By Dale Hemmila
Five Monday mornings each year, there is a flurry of activity at the McMorran Place theater.
A team of 23 women scurry throughout the building. It is their “game day.” All 23 have worked hard, months in advance, and those five Mondays bring to life the Port Huron Town Hall lecture series.
Port Huron Town Hall brings to the community nationally-known speakers, ranging from entertainers to authors and more. The lecture series takes place at 10:30 a.m. on various Mondays throughout the fall and winter months, and is followed by a luncheon, where guests can hear a more intimate conversation with the speaker.
In 2019, the 65th year of Town Hall, standing in the middle of the bustle will be Port Huron’s Rosella Mirabelli, as she takes over as Town Hall board president for this year and next.
“Being that this is my first year as president, I am feeling a little nervous,” Mirabelli said, as she contemplated the upcoming season’s program. “But I do have a wonderful group of women who make it easy, knowing that we are all working together as a team.”
It seems the team and teamwork is what drives Town Hall, and what has sustained it for its 65 years of existence. That team today, as it has been for its entire history, is an all-woman organization that plans and promotes each season, and fills all the roles for every presentation.

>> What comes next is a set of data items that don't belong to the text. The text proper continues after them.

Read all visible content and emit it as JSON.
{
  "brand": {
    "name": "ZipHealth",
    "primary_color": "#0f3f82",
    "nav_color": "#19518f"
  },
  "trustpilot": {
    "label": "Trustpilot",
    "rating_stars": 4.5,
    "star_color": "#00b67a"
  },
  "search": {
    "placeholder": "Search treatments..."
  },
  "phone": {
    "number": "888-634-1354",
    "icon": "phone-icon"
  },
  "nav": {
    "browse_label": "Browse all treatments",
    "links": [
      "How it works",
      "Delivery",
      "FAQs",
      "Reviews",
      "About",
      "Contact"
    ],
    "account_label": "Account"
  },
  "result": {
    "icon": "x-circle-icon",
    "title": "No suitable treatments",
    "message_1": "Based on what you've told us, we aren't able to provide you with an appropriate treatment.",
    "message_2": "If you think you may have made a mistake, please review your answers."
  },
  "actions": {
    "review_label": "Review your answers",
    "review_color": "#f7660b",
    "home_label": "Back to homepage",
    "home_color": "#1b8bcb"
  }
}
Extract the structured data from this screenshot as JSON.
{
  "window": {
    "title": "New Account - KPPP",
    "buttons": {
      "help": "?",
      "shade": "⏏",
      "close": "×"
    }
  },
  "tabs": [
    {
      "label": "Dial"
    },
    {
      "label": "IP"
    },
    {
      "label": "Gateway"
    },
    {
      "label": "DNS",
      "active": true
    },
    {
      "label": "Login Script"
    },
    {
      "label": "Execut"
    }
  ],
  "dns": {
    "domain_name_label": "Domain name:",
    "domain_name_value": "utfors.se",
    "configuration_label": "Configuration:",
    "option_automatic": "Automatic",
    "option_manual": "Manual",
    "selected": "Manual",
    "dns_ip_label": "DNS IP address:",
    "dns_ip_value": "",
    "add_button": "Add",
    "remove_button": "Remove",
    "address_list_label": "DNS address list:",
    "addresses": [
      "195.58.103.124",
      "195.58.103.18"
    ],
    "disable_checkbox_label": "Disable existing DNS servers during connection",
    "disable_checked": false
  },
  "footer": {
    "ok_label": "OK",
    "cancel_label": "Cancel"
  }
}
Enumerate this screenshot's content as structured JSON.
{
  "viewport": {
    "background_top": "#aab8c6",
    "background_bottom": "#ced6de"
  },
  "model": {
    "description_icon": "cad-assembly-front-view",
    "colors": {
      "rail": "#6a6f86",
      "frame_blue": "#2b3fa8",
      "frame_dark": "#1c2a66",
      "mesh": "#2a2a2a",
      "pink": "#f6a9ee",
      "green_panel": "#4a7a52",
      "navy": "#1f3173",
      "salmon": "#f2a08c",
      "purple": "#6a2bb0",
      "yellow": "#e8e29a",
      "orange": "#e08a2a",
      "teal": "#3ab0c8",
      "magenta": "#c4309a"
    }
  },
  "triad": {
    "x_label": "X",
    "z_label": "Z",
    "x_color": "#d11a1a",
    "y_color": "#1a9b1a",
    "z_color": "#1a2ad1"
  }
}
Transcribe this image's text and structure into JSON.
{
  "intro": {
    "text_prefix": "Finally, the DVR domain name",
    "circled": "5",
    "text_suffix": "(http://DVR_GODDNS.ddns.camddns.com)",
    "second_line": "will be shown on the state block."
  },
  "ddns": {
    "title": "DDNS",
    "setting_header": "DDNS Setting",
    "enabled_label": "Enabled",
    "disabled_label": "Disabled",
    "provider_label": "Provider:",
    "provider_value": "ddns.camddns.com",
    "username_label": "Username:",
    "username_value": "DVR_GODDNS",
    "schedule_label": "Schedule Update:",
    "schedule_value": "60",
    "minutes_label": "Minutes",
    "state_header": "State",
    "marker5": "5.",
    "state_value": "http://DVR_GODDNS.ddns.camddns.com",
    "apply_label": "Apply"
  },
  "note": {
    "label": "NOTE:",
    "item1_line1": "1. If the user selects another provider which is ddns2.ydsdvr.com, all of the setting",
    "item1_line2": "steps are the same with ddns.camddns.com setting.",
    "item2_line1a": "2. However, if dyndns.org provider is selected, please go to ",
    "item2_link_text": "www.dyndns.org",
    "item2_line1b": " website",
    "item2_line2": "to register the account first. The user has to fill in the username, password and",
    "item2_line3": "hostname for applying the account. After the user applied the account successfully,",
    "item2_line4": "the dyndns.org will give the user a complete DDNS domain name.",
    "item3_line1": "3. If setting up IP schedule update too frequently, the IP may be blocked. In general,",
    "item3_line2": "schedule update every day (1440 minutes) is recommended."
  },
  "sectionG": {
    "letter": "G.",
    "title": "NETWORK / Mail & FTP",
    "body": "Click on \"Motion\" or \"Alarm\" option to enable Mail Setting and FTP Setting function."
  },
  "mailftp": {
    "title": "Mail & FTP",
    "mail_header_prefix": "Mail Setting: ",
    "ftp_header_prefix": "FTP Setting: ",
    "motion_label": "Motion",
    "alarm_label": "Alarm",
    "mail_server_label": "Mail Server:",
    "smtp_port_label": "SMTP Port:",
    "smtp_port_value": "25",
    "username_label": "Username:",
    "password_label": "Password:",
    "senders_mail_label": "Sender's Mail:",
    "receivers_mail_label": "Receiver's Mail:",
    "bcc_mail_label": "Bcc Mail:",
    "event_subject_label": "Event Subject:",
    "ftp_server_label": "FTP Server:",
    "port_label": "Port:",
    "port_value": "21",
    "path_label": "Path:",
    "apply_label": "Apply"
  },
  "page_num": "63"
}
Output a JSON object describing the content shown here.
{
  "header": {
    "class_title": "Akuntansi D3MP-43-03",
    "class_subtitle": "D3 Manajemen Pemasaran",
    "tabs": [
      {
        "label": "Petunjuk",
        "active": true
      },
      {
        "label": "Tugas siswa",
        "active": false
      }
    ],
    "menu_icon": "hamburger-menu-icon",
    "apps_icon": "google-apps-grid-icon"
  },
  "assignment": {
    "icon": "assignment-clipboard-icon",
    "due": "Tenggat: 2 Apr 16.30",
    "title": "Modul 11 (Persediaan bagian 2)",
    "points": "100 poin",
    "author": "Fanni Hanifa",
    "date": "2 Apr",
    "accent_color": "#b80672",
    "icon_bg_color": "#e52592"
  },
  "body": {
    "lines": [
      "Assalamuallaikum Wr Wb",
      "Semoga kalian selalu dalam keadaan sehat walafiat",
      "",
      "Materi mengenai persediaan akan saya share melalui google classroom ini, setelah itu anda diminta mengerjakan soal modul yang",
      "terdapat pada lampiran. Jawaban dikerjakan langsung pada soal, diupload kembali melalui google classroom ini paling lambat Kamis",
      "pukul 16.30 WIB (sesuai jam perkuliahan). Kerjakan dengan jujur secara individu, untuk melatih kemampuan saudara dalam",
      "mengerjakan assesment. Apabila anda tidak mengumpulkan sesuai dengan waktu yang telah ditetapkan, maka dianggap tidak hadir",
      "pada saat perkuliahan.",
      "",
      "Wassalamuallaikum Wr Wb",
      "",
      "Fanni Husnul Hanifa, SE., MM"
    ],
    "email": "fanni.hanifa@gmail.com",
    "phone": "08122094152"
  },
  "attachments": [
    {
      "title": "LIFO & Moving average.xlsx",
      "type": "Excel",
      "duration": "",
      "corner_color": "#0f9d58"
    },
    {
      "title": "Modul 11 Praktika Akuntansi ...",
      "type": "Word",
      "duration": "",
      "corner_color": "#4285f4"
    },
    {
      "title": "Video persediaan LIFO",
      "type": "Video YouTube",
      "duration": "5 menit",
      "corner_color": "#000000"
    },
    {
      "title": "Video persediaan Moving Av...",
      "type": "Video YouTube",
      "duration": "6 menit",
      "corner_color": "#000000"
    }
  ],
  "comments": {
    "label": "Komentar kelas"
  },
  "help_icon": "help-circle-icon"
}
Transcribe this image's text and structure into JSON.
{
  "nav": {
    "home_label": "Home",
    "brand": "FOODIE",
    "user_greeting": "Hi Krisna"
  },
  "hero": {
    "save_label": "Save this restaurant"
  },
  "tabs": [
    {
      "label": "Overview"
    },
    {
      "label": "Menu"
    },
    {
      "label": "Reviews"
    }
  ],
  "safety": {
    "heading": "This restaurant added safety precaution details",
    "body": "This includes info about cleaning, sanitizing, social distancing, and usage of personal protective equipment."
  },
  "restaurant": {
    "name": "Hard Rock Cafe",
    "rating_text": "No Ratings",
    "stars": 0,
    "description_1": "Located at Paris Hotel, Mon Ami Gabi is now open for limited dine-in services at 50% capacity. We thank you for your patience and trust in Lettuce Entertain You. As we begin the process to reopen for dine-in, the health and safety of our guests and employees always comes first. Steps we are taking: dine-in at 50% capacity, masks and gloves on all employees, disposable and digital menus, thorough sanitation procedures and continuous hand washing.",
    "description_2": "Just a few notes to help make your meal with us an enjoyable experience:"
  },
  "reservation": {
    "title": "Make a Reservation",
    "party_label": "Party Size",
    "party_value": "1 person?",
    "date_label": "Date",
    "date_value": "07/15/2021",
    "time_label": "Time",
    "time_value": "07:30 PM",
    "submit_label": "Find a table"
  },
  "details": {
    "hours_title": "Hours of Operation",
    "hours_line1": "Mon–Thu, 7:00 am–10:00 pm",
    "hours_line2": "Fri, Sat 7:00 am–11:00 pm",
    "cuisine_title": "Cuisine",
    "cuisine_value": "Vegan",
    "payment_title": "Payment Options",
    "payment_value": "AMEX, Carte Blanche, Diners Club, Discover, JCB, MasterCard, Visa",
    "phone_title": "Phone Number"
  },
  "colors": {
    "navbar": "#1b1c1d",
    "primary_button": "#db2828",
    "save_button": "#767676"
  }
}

“That can range from being a ticket taker, usher, or being at one of our membership tables answering questions,” Mirabelli said. “We also have a board member helping with our media, a historian, as well as the board member who is responsible to pick up our speaker. We have two board members that will leave a little early to take tickets at the luncheon. For the most part, the day usually runs quite smoothly, and although it looks like chaos, it is controlled chaos. As president, I usually make sure all the board members know what their duties will be for that day.”
However, there is more to Town Hall than just any single performance or lecture. For Mirabelli, it begins with being true to the vision the founding mothers had in the 1950s.
“We’re very traditional in how we do things,” she said. “The bylaws and the rules they put in place 65 years ago have not really changed all that much. The core decision making and how the board is run is still very much in the vision and viewpoint these original ladies had.”
In simple terms, that vision is to educate and entertain.
To that end, the lecture series, over the years, has included a wide variety of presenters from political (President Gerald Ford, Secretary of State Henry Kissinger) to media (Mitch Albom, Joan Lunden) to entertainment (Tim Conway, Marie Osmond), and other unique presentations to complete the long standing mission of bringing quality speakers and diverse content to the Blue Water Area.
“We fulfill a much-needed need for this community,” Mirabelli said. “If you look at the history of Town Hall, we’re one of the few left in the country. There’s not a lot that operate under the same premise, and to have 65 years of history of this is pretty amazing.
“I think we are very fortunate as a community, and the size that we are, that we can bring in the type of quality speakers to educate and entertain at affordable prices. I don’t know how many other communities can boast that they have this type of an organization that can do this for the community.”
For Mirabelli, who has 13 years of service with Town Hall, the next two years will bring that experience to bear as she leads the organization as president.
“I’m honored and humbled, but I have to admit it’s a little intimidating,” she said. “There have been some amazing women who have been president, or even within the board, and have worked really hard, and it’s been a very humbling and inspiring experience for me, and I’m very honored that they had enough faith in me to be at the head of the organization for the next two years.”